Warwick Clinical Trials Unit, University of Warwick, Coventry, UK.
Høyskolen Kristiania, Oslo, Norway.
BMC Med Res Methodol. 2024 Nov 29;24(1):295. doi: 10.1186/s12874-024-02390-4.
Whether machine learning approaches are superior to classical statistical models for survival analyses, especially in the case of lack of proportionality, is unknown.
To compare model performance and predictive accuracy of classic regressions and machine learning approaches using data from the Inspiring Families programme.
The Inspiring Families programme aims to support members of families with complex issues to return to work. We explored predictors of time to return to work with proportional hazards (Semi-Parametric Cox in Stata) and (Flexible Parametric Parmar-Royston in Stata) against the Survival penalised regression with Elastic Net penalty (scikit-survival), (conditional) Survival Forest algorithm (pySurvival), and (kernel) Survival Support Vector Machine (pySurvival).
At baseline we obtained data on 61 binary variables from all 3161 participants. No model appeared superior, with a low predictive power (concordance index between 0.51 and 0.61). The median time for finding the first job was about 254 days. The top five contributing variables were 'family issues and additional barriers', 'restriction of hours', 'available CV', 'self-employment considered' and 'education'. The Harrell's Concordance index was range from 0.60 (Cox model) to 0.71 (Random Survival Forest) suggesting a better fit for the machine learning approaches. However, the comparison for predicting median time on a selected scenario based showed only minor differences.

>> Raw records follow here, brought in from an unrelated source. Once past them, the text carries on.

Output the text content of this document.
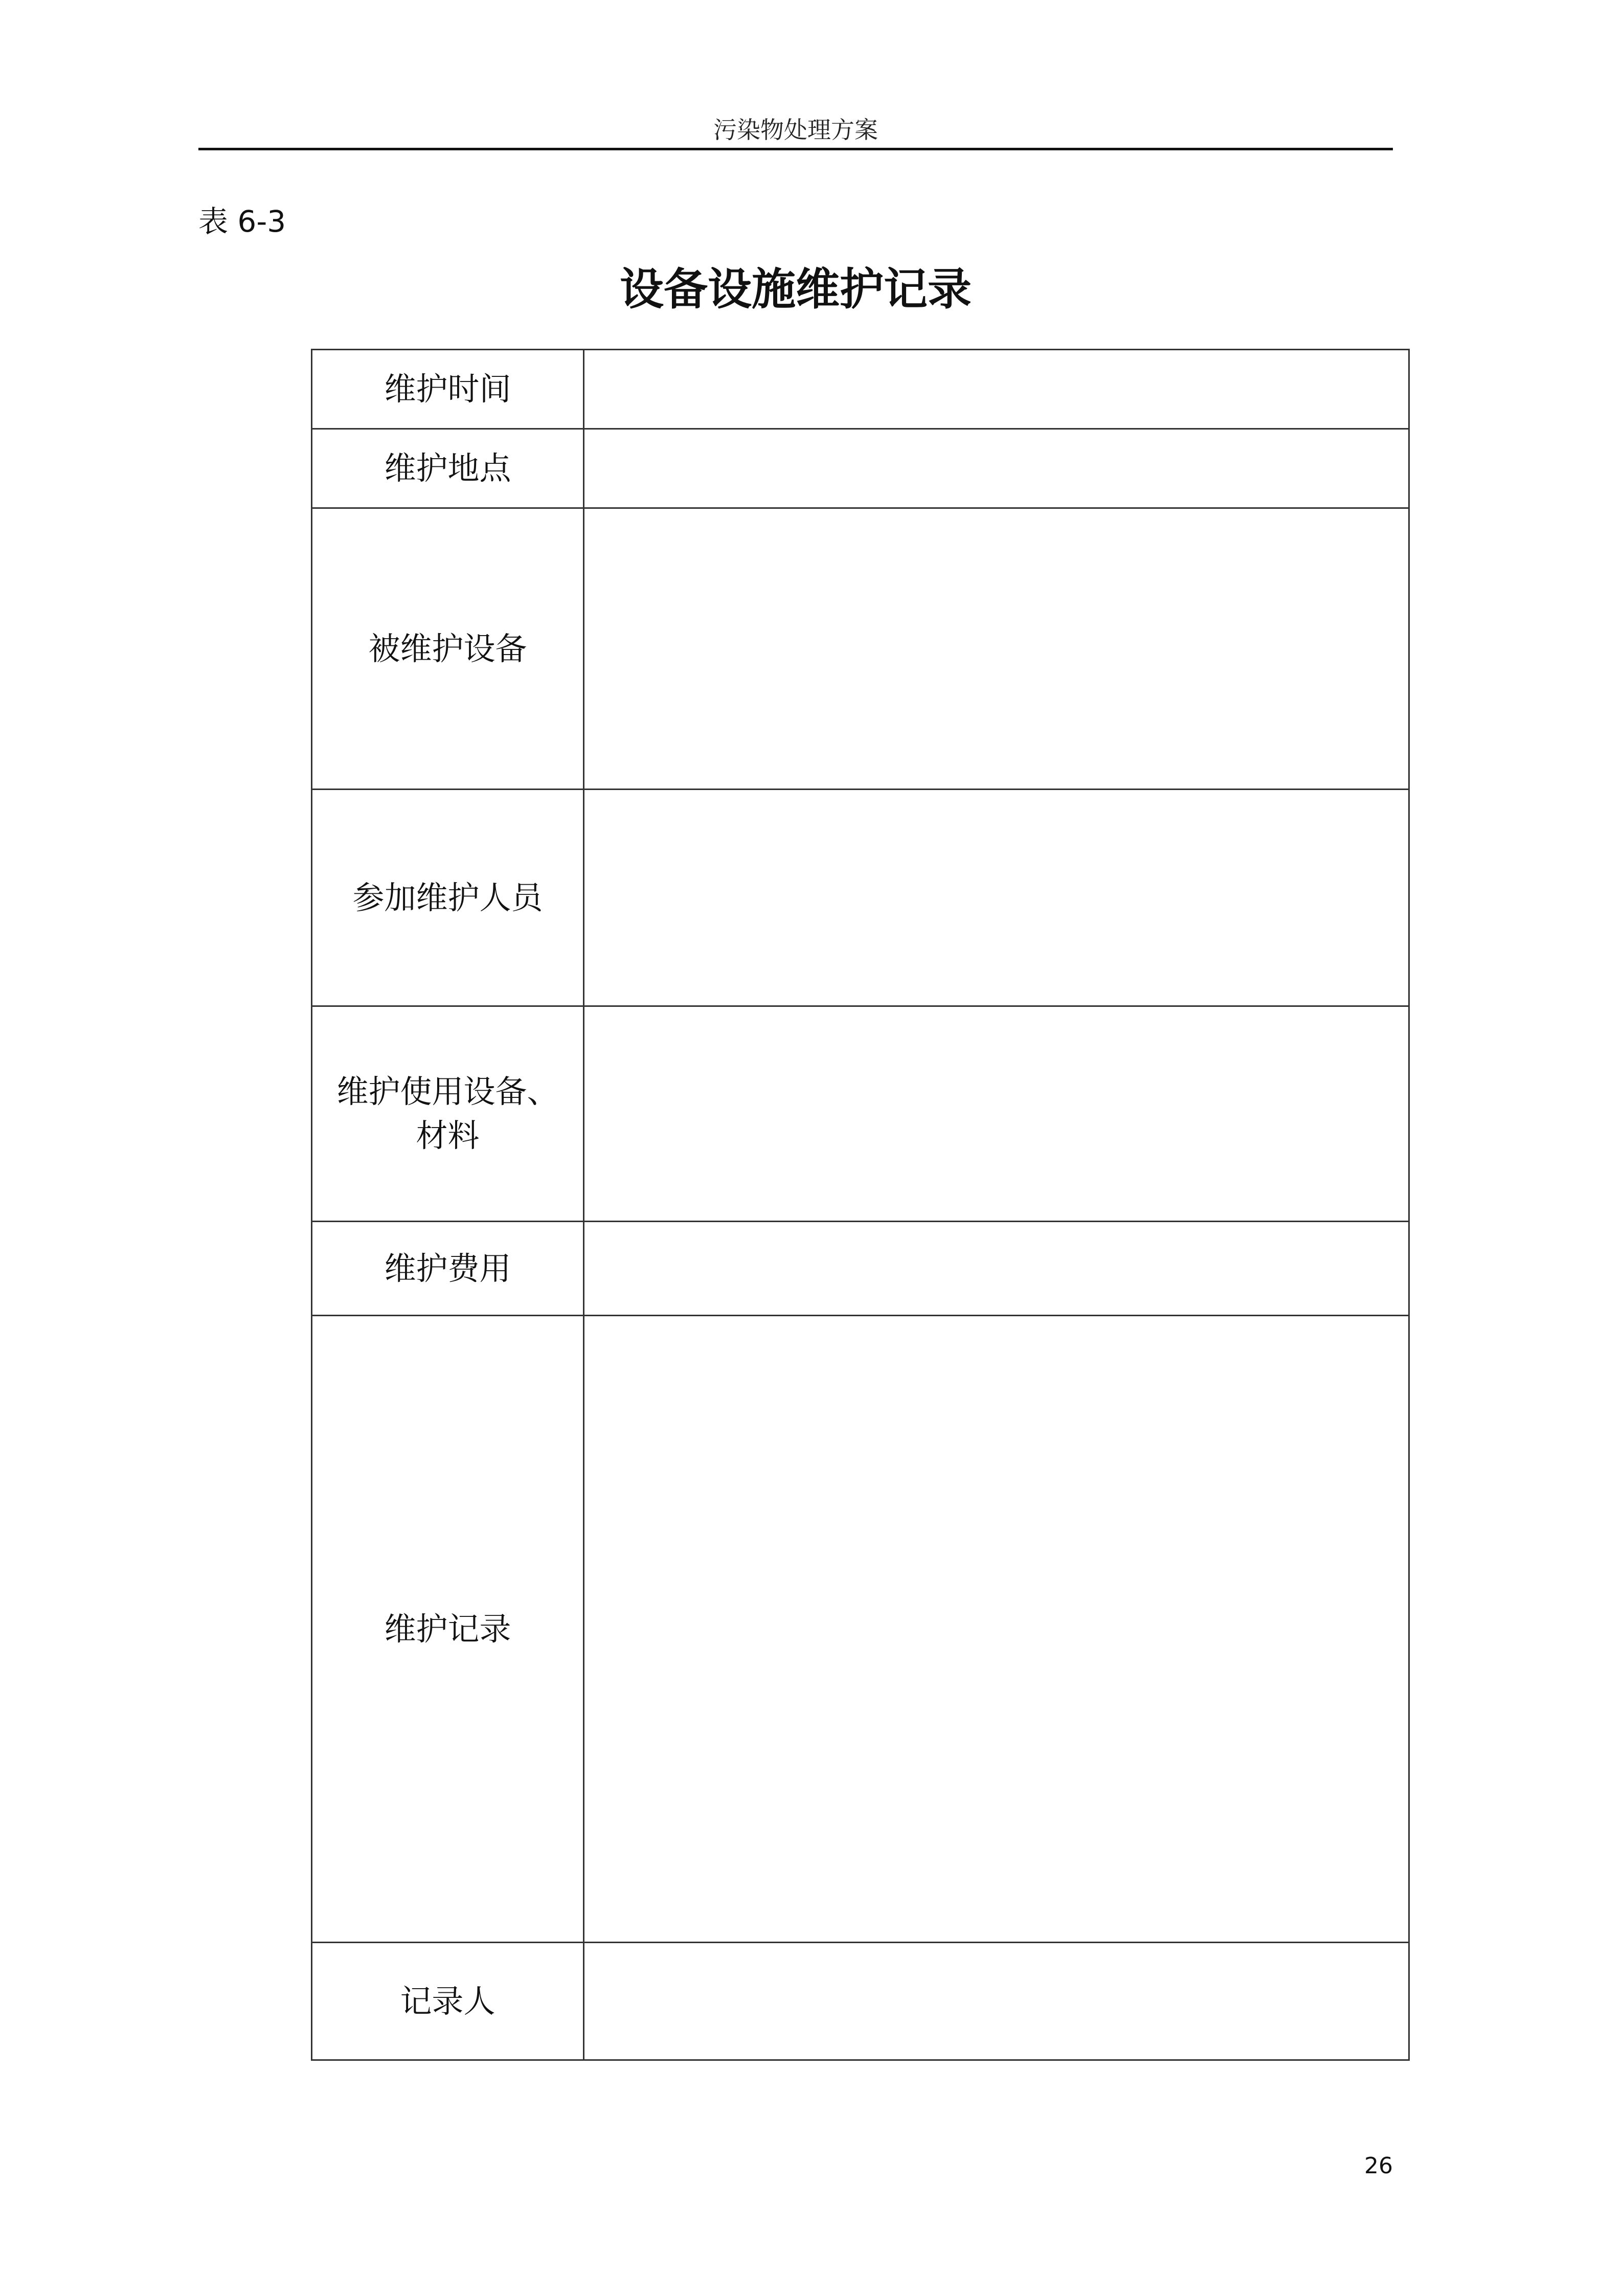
污染物处理方案
表 6-3
设备设施维护记录
维护时间	
维护地点	
被维护设备	
参加维护人员	
维护使用设备、
材料	
维护费用	
维护记录	
记录人	
26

Implementing a series of survival models with and without proportional hazards background provides a useful insight as well as better interpretation of the coefficients affected by non-linearities. However, that better fit does not translate to substantially higher predictive power and accuracy from using machine learning approaches. Further tuning of the machine learning algorithms may provide improved results.
机器学习方法在生存分析中是否优于经典的统计模型,尤其是在缺乏比例性的情况下,尚不清楚。
使用 Inspiring Families 计划的数据比较经典回归和机器学习方法的模型性能和预测准确性。
Inspiring Families 计划旨在支持有复杂问题的家庭重返工作岗位。我们使用比例风险(Stata 中的半参数 Cox)和(Stata 中的灵活参数 Parmar-Royston)来探索返回工作的时间预测因素,与使用弹性网络惩罚的生存惩罚回归(scikit-survival)、(条件)生存森林算法(pySurvival)和(核)生存支持向量机(pySurvival)进行比较。
在基线时,我们从所有 3161 名参与者中获得了 61 个二进制变量的数据。没有一种模型表现出优势,预测能力较低(一致性指数在 0.51 到 0.61 之间)。找到第一份工作的中位数时间约为 254 天。前五个有贡献的变量是“家庭问题和额外障碍”、“工时限制”、“可用简历”、“考虑自营职业”和“教育”。Harrell 的一致性指数范围从 0.60(Cox 模型)到 0.71(随机生存森林),表明机器学习方法的拟合更好。然而,基于选定场景的中位数时间预测比较仅显示出较小的差异。
实施一系列带有和不带有比例性背景的生存模型提供了有用的见解,并更好地解释了受非线性影响的系数。然而,使用机器学习方法并不能显著提高预测能力和准确性。进一步调整机器学习算法可能会提供更好的结果。